Parution, aux éditions Fleuve noir, du Lexik des cités - notez l’usage du K, lettre chérie des Modernes, en témoignent les magazines Epok ou Teknikart, mais aussi Arno Klarsfeld ou Guy Moké. Soit, agrémentée d’un tas de dessins et graffs, la cartographie de l’idiome dit « de banlieue ». On y retrouve le lot attendu d’emprunts aux langues étrangères - en priorité anglo-américaine ou arabe -, du verlan plus ou moins exporté en centre-ville, divers dérivés - comme se fraîcher avant un rendez-vous -, et aussi quelques images réussies - être Alcatraz (c’est-à-dire privé de sortie) ou moelleux (pour dire la paresse bienheureuse). L’ensemble se voulant dictionnariquement dans les clous, il y a de l’étymologie et des exemples ; si l’on se sent d’humeur chagrine, on dira la recension un peu distendue - en quoi s’arracher, balance, condé, douiller, galère, t’inquiète, niquer, raquer, limer constituent-ils un monde à part ? -, ou bien insuffisamment interrogée - par quel miracle la langue orale retrouve-t-elle le sens étymologique de certains termes, tel gâter au sens de « détruire » ? -, ou encore lacunaire : pas de trace ici de la si jolie nuigrave, qui, paraît-il, désigne parfois une cigarette. Sans doute l’usage varie-t-il d’un ensemble urbain à l’autre.
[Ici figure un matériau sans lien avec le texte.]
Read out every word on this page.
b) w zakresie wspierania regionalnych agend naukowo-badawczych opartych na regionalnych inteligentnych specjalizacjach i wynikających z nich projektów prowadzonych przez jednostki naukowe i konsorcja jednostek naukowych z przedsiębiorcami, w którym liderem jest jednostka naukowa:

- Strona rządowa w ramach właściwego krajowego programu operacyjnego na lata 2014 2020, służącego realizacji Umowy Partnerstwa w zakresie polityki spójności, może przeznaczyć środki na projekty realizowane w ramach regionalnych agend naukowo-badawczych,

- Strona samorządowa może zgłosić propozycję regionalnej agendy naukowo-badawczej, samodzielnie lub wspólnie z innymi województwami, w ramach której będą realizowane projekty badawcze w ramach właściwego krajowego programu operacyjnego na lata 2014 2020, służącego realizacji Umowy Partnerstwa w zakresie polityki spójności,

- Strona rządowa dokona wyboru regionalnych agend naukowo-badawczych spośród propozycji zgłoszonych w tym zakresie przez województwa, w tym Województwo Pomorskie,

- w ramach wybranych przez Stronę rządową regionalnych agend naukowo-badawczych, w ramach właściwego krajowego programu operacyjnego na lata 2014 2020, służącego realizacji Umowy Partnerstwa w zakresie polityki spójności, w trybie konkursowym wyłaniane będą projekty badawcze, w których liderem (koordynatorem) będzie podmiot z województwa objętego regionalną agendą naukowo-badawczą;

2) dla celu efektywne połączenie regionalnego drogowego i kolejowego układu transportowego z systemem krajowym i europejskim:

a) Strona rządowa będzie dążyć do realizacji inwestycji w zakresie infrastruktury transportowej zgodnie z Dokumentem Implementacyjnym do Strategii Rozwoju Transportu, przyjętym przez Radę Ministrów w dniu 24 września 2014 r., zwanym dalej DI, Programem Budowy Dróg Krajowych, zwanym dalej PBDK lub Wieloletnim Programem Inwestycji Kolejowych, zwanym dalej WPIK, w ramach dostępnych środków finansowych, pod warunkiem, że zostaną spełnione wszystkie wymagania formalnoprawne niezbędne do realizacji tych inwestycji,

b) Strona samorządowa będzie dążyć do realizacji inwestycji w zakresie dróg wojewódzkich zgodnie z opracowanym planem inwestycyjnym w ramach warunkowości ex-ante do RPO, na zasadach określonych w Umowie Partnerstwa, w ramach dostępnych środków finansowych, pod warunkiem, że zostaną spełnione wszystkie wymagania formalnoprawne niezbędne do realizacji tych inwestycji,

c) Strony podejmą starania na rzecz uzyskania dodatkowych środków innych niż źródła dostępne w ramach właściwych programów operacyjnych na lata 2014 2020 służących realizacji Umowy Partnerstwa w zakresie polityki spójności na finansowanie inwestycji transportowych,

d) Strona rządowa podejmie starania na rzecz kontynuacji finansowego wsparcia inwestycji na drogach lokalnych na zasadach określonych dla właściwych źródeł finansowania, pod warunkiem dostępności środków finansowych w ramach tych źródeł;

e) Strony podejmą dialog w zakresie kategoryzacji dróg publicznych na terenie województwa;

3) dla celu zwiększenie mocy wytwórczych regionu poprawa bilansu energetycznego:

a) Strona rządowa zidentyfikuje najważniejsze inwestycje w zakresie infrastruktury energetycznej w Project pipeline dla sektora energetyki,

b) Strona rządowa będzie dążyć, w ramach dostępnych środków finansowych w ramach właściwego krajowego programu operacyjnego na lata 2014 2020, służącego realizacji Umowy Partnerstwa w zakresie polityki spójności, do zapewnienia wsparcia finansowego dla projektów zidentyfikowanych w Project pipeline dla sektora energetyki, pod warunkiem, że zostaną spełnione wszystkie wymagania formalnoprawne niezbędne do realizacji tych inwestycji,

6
Donc, du bon et du moins bon comme dans tout glossaire, et pardon pour cette fiche de lecture assez fastidieuse. Mais c’est par dévouement, car personne ne semble jusqu’ici s’y être collé. D’articles en émissions, la large couverture médiatique fut ainsi autant évasive qu’enthousiaste. C’est un livre « passionnant », s’enflamme le journaliste du Monde - puis il cite vaguement une dizaine d’articles, et se rendort peut-être ; plus pointu encore, un rédacteur de l’Express souligne épaté que le lexique est « vivant » : voilà qui arrache, courons l’acheter. Curieuse promo, et désormais courante : dès lors que le « langage des cités » fait l’objet d’une étude ou d’une nomenclature, qu’un sociolinguiste revient, les mains pleines de mots, d’une « mission » - c’est bien le terme qu’ils emploient - en terre rapeuse, chacun de se féliciter de l’existence d’une langue si (au choix) : savoureuse / inventive / bigarrée / authentique. De la banlieue, qu’on aime moyennement, on adôôôre les vocables ; on ne cesse d’en dire la singularité, pour mieux circonscrire ses utilisateurs à une identité distincte.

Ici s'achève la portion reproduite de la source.